Un peu plus tard, Thomas me demanda de la mettre au lit. Je m’approchai et Louka me vit enfin. Il eut l’air plus amusé que surpris. Il me salua sans heurt et entreprit de se lever pour porter Mila jusqu’à son lit. Elle ouvrit les yeux dans la manœuvre, arguant qu’elle ne voulait pas se coucher, s'agrippant à son frère de toutes ses forces. Mais il ne céda pas, la déposant tout doucement au creux de sa couette blanche estampillée Disney. Il l’embrassa, murmura quelques secondes à son oreille d’une voix très douce, puis il sortit de la chambre. Mila réclama une histoire de fée et de princesse, puis elle s’assoupit d’un sommeil amer.

Quand je revins au salon, les Battisti étaient partis. Louka circulait d’un groupe à l’autre et serrait les mains comme une formalité, recevant avec effort les condoléances froides de tout ce beau monde. Il écourtait au maximum les envolées nostalgiques des uns, évitait les embrassades liquoreuses des autres... Il s’en tint au strict minimum avant d’aller rapidement prendre congé de son beau-père.

Thomas lui serra la main longuement, lui disant de prendre soin de lui et de passer voir Mila de temps en temps, Louka acquiesça sans trop y penser et c’est là qu’on eut la gênante idée de lui demander de me raccompagner. J’habitais sur sa route, semble-t-il.

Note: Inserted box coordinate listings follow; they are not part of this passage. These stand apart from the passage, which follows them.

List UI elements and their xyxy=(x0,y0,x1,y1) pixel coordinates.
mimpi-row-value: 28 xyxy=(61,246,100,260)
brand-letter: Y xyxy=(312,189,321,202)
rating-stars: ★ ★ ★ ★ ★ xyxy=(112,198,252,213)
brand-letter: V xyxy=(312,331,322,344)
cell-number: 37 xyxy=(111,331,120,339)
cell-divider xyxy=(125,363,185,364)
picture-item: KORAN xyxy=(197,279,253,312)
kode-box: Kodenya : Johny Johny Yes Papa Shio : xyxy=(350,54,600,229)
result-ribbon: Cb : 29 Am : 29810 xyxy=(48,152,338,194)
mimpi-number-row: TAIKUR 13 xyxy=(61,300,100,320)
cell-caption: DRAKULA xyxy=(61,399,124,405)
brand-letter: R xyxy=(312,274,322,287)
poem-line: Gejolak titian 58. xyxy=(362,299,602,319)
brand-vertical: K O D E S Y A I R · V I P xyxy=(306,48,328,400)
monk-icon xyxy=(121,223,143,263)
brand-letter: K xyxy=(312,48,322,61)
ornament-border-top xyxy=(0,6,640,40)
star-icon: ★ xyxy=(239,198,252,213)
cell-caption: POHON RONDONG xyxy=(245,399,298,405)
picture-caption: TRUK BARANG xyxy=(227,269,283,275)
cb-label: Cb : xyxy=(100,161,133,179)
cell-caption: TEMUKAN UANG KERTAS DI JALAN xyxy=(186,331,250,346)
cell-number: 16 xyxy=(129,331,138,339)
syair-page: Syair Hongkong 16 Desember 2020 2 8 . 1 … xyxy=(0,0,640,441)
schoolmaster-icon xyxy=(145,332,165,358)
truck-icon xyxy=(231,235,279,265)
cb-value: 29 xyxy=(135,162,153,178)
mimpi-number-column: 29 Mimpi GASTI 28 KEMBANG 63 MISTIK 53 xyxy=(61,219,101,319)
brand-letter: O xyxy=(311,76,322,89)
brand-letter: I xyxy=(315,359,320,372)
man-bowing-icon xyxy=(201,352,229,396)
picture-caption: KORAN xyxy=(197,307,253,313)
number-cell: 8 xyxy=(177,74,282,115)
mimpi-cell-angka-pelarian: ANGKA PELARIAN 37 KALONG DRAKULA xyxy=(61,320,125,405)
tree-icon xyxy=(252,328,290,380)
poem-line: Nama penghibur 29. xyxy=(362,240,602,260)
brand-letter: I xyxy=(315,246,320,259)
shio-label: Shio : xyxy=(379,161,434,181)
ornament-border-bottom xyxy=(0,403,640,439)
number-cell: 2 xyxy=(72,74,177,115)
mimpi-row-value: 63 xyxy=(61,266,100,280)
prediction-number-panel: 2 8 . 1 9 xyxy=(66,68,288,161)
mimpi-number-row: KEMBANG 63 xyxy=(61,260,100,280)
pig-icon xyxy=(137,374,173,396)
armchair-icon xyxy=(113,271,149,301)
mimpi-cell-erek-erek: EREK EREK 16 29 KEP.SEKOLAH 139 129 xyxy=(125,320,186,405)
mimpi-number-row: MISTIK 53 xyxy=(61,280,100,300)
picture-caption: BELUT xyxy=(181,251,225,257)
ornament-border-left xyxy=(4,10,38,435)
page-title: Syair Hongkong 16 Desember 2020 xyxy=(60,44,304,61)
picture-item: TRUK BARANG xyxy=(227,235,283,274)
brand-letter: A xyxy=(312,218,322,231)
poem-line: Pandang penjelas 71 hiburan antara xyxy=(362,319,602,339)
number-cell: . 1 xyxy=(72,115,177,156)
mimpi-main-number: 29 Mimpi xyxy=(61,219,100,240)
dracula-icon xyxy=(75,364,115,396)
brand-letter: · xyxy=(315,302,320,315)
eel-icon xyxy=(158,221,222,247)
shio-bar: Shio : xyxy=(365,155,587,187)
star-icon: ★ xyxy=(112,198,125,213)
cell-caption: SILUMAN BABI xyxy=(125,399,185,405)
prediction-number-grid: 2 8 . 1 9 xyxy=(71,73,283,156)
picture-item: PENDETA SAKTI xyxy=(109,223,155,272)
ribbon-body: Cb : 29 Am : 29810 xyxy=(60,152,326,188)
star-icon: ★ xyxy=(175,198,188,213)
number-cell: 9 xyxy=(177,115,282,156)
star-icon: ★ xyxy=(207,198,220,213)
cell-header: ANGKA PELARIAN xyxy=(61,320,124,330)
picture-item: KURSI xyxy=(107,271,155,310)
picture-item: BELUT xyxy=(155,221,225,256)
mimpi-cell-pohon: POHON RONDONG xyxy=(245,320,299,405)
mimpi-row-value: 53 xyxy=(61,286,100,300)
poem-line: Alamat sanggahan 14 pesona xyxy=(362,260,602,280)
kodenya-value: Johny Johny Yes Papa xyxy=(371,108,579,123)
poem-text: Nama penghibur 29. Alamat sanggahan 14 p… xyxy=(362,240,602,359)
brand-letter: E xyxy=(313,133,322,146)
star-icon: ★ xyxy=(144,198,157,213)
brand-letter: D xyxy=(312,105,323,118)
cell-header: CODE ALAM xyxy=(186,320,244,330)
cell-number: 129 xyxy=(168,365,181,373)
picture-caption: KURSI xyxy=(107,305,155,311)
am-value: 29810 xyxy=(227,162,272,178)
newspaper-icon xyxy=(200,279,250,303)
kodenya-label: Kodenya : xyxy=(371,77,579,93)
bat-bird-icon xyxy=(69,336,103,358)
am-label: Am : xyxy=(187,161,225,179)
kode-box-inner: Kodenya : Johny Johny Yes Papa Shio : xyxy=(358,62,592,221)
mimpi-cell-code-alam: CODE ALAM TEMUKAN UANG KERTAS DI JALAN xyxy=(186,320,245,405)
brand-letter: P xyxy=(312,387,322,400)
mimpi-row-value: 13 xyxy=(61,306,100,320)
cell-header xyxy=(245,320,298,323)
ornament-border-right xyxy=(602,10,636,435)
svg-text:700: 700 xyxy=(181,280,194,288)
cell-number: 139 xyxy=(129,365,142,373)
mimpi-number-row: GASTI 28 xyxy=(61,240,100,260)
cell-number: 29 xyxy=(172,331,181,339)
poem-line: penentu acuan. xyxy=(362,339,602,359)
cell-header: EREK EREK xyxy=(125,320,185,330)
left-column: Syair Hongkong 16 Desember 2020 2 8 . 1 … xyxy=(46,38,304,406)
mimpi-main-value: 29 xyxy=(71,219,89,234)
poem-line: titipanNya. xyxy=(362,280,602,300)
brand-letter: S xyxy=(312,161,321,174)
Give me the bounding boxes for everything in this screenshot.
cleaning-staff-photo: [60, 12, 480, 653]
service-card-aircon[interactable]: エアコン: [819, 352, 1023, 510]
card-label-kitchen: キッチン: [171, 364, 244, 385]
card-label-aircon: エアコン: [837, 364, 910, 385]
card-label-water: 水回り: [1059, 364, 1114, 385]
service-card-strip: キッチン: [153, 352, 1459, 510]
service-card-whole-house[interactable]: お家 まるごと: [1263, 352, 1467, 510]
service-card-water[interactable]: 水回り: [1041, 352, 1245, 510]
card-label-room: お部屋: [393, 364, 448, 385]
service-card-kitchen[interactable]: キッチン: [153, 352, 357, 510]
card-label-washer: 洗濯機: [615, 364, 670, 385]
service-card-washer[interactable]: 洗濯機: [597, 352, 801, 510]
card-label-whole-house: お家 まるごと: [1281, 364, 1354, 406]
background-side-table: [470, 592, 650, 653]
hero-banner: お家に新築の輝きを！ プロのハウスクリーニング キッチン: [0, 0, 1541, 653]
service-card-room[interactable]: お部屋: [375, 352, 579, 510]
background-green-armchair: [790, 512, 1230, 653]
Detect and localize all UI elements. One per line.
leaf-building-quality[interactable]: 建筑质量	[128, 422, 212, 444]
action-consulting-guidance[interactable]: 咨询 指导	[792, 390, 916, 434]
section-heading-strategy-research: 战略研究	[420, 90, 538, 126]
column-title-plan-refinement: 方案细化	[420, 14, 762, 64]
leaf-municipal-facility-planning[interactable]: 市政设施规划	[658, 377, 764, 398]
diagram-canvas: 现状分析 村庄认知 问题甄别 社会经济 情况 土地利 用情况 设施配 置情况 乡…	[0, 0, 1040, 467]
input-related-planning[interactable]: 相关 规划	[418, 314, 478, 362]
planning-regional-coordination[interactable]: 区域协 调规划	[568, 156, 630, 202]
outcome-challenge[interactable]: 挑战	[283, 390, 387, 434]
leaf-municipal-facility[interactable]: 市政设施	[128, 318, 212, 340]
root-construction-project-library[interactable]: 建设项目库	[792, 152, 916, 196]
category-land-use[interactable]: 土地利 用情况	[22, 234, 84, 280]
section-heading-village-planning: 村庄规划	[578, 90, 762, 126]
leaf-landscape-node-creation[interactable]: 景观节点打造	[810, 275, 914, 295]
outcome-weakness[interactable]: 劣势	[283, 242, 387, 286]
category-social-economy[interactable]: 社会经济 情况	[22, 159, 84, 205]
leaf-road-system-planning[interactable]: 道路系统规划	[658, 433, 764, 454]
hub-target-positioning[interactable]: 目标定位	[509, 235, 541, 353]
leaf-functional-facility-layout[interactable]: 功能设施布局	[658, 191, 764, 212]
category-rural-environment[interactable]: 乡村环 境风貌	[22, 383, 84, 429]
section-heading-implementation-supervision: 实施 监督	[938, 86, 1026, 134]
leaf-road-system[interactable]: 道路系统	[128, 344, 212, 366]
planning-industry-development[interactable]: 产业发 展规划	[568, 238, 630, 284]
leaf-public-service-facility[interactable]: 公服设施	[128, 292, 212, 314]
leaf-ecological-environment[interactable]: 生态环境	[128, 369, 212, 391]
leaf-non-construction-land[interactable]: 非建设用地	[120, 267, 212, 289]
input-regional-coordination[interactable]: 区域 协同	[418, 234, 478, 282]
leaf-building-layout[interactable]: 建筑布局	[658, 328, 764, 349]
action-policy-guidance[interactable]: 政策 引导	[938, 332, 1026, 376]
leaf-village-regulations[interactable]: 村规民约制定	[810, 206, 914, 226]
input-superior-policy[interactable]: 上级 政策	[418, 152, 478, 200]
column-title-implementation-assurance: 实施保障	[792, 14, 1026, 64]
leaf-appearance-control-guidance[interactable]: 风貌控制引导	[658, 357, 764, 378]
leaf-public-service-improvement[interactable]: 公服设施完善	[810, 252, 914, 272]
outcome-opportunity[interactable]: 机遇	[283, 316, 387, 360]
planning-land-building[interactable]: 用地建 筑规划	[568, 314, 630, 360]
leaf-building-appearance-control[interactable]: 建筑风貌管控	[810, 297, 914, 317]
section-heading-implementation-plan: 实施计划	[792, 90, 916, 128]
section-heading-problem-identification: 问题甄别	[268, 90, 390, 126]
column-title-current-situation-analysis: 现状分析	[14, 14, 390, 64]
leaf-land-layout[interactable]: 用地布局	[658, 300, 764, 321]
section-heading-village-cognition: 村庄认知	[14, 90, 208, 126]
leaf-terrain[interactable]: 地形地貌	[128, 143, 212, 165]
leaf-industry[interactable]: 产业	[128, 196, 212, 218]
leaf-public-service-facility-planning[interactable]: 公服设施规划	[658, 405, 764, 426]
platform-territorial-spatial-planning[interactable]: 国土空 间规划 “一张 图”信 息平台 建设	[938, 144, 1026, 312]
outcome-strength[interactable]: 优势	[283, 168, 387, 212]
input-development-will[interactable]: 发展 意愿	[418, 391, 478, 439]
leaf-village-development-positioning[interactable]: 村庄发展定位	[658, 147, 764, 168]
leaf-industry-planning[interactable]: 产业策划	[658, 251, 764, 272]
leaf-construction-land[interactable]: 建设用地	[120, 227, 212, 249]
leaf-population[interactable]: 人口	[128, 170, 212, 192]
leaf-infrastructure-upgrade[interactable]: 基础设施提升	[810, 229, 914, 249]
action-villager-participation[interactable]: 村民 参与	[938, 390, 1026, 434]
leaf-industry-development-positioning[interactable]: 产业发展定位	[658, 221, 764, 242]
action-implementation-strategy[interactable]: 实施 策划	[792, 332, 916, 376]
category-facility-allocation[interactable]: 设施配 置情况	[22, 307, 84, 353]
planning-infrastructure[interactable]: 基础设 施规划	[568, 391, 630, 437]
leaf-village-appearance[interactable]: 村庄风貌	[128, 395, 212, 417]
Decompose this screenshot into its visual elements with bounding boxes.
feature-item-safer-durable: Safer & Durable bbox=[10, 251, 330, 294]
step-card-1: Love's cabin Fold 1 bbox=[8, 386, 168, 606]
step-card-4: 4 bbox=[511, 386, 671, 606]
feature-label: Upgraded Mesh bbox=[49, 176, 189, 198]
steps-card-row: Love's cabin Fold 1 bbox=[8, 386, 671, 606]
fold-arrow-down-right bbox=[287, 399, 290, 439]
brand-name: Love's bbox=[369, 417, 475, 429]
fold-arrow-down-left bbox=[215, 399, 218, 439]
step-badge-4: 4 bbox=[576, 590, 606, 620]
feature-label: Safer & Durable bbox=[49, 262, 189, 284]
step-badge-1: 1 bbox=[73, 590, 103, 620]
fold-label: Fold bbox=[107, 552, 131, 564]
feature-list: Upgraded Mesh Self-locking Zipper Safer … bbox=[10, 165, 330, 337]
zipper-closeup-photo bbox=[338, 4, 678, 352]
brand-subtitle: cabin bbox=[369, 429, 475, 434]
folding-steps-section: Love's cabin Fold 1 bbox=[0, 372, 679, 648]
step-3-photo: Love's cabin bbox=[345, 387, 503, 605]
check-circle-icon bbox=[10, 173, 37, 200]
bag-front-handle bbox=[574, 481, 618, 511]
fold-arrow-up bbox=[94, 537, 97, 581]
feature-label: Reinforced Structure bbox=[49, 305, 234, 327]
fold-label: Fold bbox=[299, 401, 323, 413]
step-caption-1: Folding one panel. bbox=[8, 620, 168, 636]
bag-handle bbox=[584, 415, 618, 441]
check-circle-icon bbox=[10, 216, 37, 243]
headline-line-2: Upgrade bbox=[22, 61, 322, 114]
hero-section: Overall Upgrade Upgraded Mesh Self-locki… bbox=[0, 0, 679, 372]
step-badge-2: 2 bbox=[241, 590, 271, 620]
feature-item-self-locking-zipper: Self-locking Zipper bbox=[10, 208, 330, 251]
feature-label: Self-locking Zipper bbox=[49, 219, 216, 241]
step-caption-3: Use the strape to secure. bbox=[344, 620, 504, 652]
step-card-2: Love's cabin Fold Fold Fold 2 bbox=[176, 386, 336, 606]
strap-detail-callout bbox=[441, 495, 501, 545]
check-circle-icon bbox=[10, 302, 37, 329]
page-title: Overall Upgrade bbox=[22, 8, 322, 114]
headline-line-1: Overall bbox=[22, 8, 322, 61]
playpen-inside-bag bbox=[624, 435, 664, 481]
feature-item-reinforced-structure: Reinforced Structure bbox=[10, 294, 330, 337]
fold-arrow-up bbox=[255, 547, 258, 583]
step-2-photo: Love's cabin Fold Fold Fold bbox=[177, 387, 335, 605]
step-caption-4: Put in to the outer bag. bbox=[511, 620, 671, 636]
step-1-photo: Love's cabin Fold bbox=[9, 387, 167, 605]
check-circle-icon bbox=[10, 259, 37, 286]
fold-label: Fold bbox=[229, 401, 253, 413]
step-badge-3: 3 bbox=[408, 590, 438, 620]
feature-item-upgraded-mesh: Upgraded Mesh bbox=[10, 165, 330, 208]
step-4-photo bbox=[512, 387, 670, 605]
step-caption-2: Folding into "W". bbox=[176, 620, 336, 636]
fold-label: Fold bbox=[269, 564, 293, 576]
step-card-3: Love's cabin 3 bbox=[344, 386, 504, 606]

Je me retrouvai donc coincée avec Louka Kerguelen dans une voiture effroyablement confortable, avec des idées plein la tête. Je me lançai dans un long monologue, je lui dis que je ne l’avais pas fait exprès, que je ne l’avais pas reconnu, que j’étais la nounou de sa sœur, que j’étais désolée. Je parlai non stop jusqu’à ce que, arrêté devant ma porte, il ne se tourne vers moi pour me dire, doucement et fermement : « Good night. »

Je sortis précipitamment, je ne lui répondis même pas, je me traitai intérieurement de reine des bavardes et de tsarine des godiches. Mais je retins la leçon, la morale de l’histoire : une nuit, mais pas deux.

*Cocktail chez mademoiselle, de Laurent Voulzy ; in Le coeur grenadine, 1979.